Biodiversità agricola. La ricchezza della varietà vegetale e animale, da tutelare nell’ambito della globalizzazione
La biodiversità è, cioè, una ricchezza nel momento in cui assicura cibo per tutti, rispetto dell’ambiente e condizioni eque di lavoro.
Biodiversità. Anche, e soprattutto, in agricoltura. Altro che globalizzazione che tutto appiattisce, ad iniziare dai consumi alimentari. Perché la ricchezza dell’economia agroalimentare, italiana in particolare ma non solo, sta proprio della diversità delle produzioni e quindi dell’offerta. Tutela dell’ambiente ed economia di mercato, dunque, che possono trovare più di un punto in comune. Il 2020, tra l’altro, era stato dichiarato come l’anno cruciale a livello mondiale per la conservazione della biodiversità. Appuntamento un po’ passato in secondo piano, viste le emergenze sanitarie, eppure importante. Anche se, quello della biodiversità agricola e non solo, è certamente un dato troppo trascurato, ma che proprio in questi giorni torna invece ad essere di primo piano. Si è appena conclusa, infatti, la settimana della “Laudato Sì” che ha portato un messaggio chiaro: tutto è connesso. Non evidentemente per dei semplici snodi tecnologici, ma per qualcosa di ben più ampio e importante. “L’interdipendenza – dice proprio la “Laudato Sì” -, ci obbliga a pensare a un solo mondo, ad un progetto comune”. Che significa anche attenzione ad effetti lontani di cause vicine, così come alla cura, appunto, di una biodiversità che significa ricchezza per tutti, oltre che possibilità e libertà di scelta.

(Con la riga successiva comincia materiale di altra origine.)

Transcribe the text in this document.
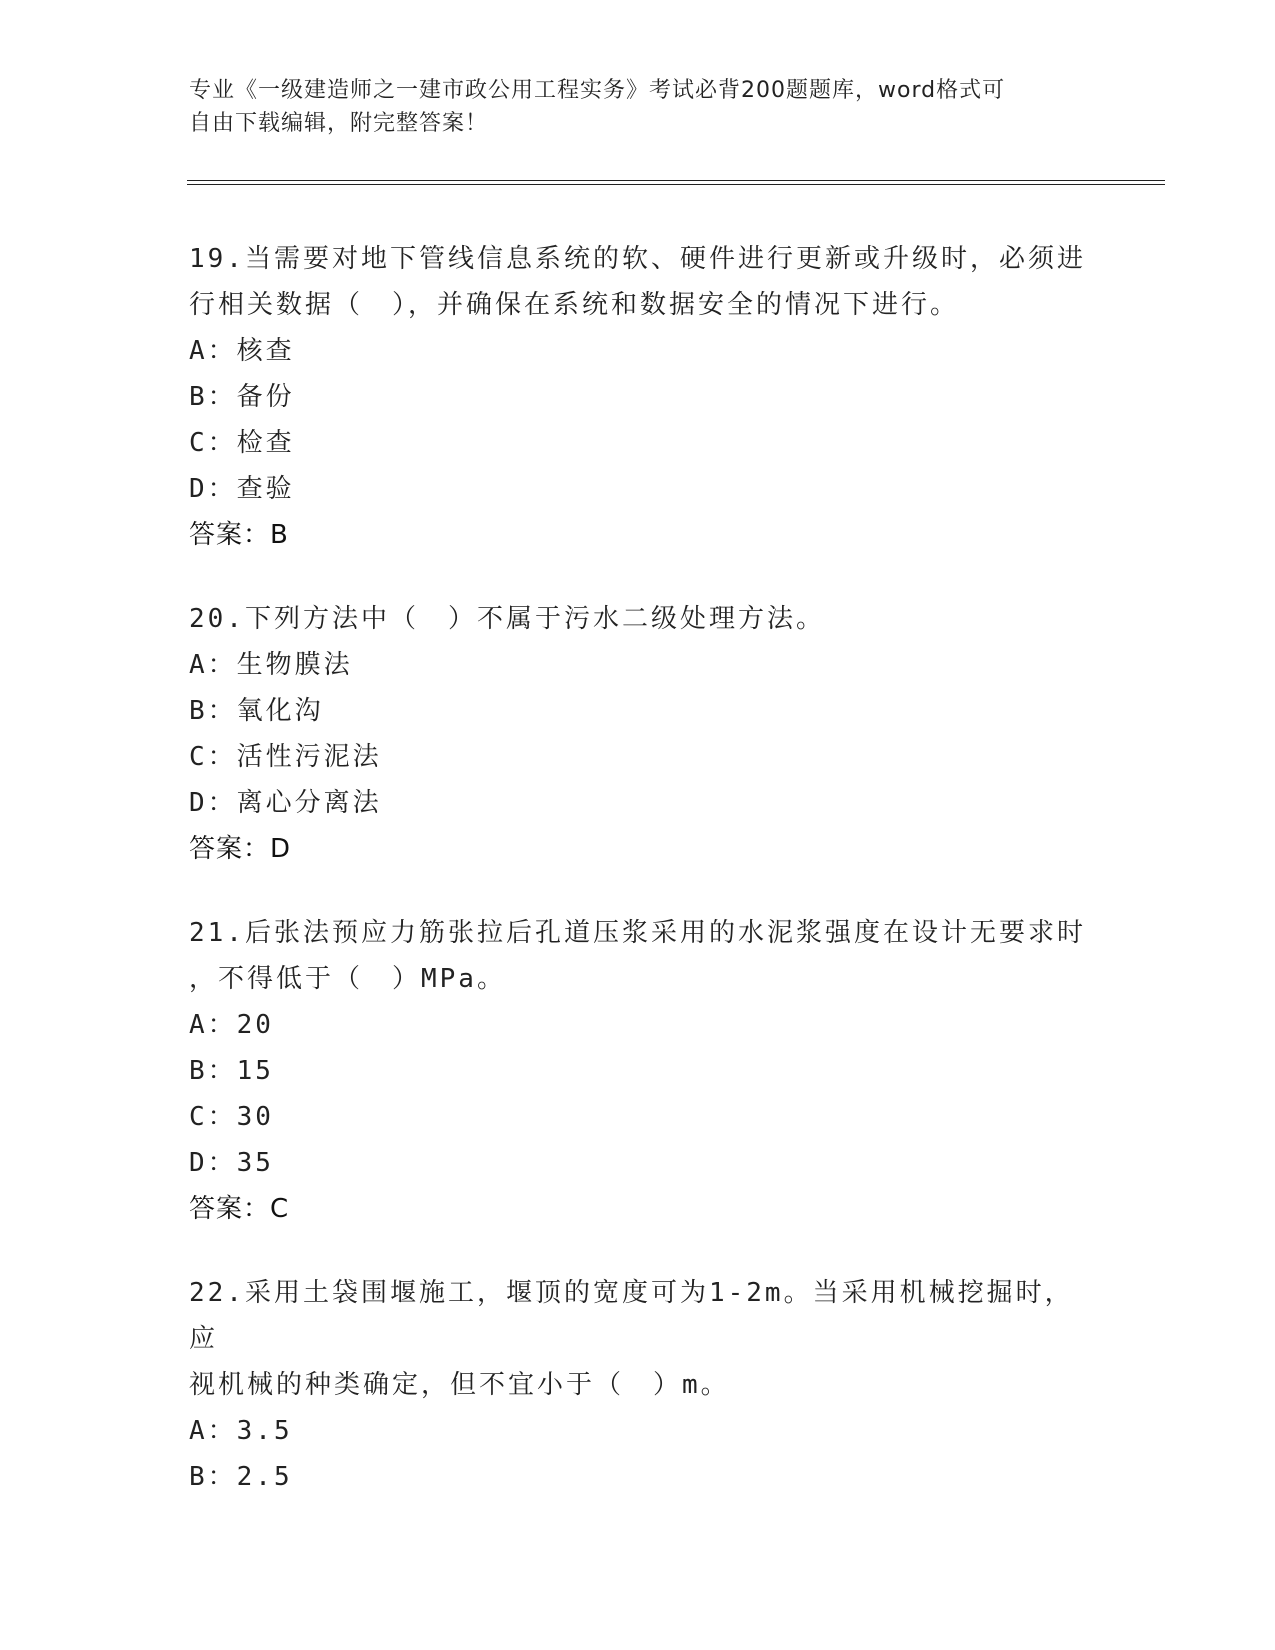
专业《一级建造师之一建市政公用工程实务》考试必背200题题库，word格式可
自由下载编辑，附完整答案！
19.当需要对地下管线信息系统的软、硬件进行更新或升级时，必须进
行相关数据（　），并确保在系统和数据安全的情况下进行。
A：核查
B：备份
C：检查
D：查验
答案：B
20.下列方法中（　）不属于污水二级处理方法。
A：生物膜法
B：氧化沟
C：活性污泥法
D：离心分离法
答案：D
21.后张法预应力筋张拉后孔道压浆采用的水泥浆强度在设计无要求时
，不得低于（　）MPa。
A：20
B：15
C：30
D：35
答案：C
22.采用土袋围堰施工，堰顶的宽度可为1-2m。当采用机械挖掘时，应
视机械的种类确定，但不宜小于（　）m。
A：3.5
B：2.5
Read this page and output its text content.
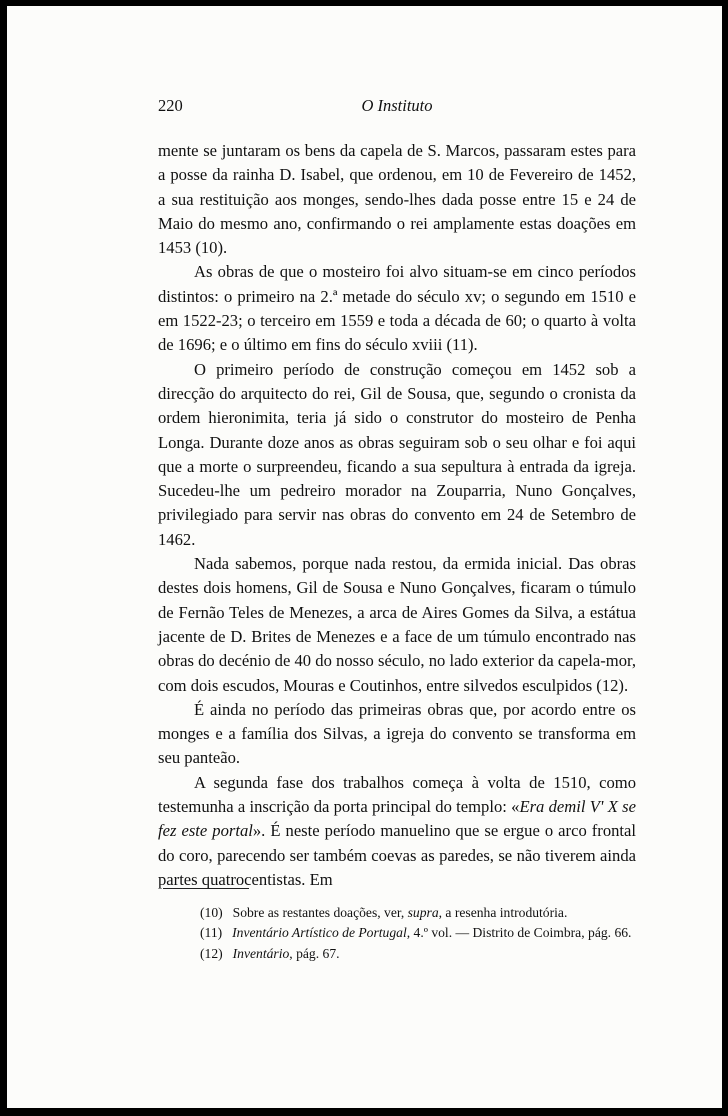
220	O Instituto

mente se juntaram os bens da capela de S. Marcos, passaram estes para a posse da rainha D. Isabel, que ordenou, em 10 de Fevereiro de 1452, a sua restituição aos monges, sendo-lhes dada posse entre 15 e 24 de Maio do mesmo ano, confirmando o rei amplamente estas doações em 1453 (10).

As obras de que o mosteiro foi alvo situam-se em cinco períodos distintos: o primeiro na 2.ª metade do século xv; o segundo em 1510 e em 1522-23; o terceiro em 1559 e toda a década de 60; o quarto à volta de 1696; e o último em fins do século xviii (11).

O primeiro período de construção começou em 1452 sob a direcção do arquitecto do rei, Gil de Sousa, que, segundo o cronista da ordem hieronimita, teria já sido o construtor do mosteiro de Penha Longa. Durante doze anos as obras seguiram sob o seu olhar e foi aqui que a morte o surpreendeu, ficando a sua sepultura à entrada da igreja. Sucedeu-lhe um pedreiro morador na Zouparria, Nuno Gonçalves, privilegiado para servir nas obras do convento em 24 de Setembro de 1462.

Nada sabemos, porque nada restou, da ermida inicial. Das obras destes dois homens, Gil de Sousa e Nuno Gonçalves, ficaram o túmulo de Fernão Teles de Menezes, a arca de Aires Gomes da Silva, a estátua jacente de D. Brites de Menezes e a face de um túmulo encontrado nas obras do decénio de 40 do nosso século, no lado exterior da capela-mor, com dois escudos, Mouras e Coutinhos, entre silvedos esculpidos (12).

É ainda no período das primeiras obras que, por acordo entre os monges e a família dos Silvas, a igreja do convento se transforma em seu panteão.

A segunda fase dos trabalhos começa à volta de 1510, como testemunha a inscrição da porta principal do templo: «Era demil V' X se fez este portal». É neste período manuelino que se ergue o arco frontal do coro, parecendo ser também coevas as paredes, se não tiverem ainda partes quatrocentistas. Em

(10) Sobre as restantes doações, ver, supra, a resenha introdutória.

(11) Inventário Artístico de Portugal, 4.º vol. — Distrito de Coimbra, pág. 66.

(12) Inventário, pág. 67.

Biodiversità, quindi, come risorsa per tutti. Così, se in Europa la Commissione Ue ha appena approvato il pacchetto di strategie Famr to Fork (dal campo alla tavola) che ha l’obiettivo di caratterizzare le politiche comunitarie nelle materie della conservazione della biodiversità e sulle scelte nell’alimentazione fino al 2030, in Italia il tema non è certo nuovo. Anche se deve essere continuamente rinnovato. Lo sanno bene, per esempio, i coltivatori diretti che della ricchezza varietale hanno fatto uno dei loro grandi temi d’azione esplicitati in vario modo. La valorizzazione delle centinaia di prodotti a denominazione di origine, dei canali di vendita “a chilometro zero”, dei mercati dei contadini, di una campagna che è amica e non solo fornitrice di merci, sono tutte manifestazioni di un’attenzione importante alle biodiversità che da sempre caratterizza i campi e le stalle italiane. E che ha una derivazione culturale di non poco conto.
E’ in questo filone di attività che si inserisce per esempio anche l’impegno, più specifico, degli allevatori che dalla loro contano 16 razze bovine autoctone e a limitata diffusione (ma pur sempre con 87mila capi allevati), 25 razze equine, 10 ovine, 48 caprine. Patrimonio animale nel più vasto patrimonio agricolo, che si cerca di conservare e valorizzare attraverso la creazione di “aziende custodi” il cui compito si basa su una considerazione di fondo: accanto al valore culturale e storico di tutto questo, c’è anche un altrettanto importante valore economico, occupazionale e ambientale.
Certo, occorre fare anche attenzione. La tutela e la valorizzazione della biodiversità non deve tradursi, come accade in alcuni mercati, in una collezione di prodotti di nicchia, per pochi, venduti a caro prezzo, qualche volta costruiti solo per fini commerciali.
La biodiversità è, cioè, una ricchezza nel momento in cui assicura cibo per tutti, rispetto dell’ambiente e condizioni eque di lavoro. Biodiversità è equilibrio, partecipazione, conservazione di tradizioni e culture (anche alimentari) che devono accompagnare lo sviluppo e il progresso e non mortificare l’uomo e le sue prospettive di vita. Biodiversità che è davvero “bene comune”.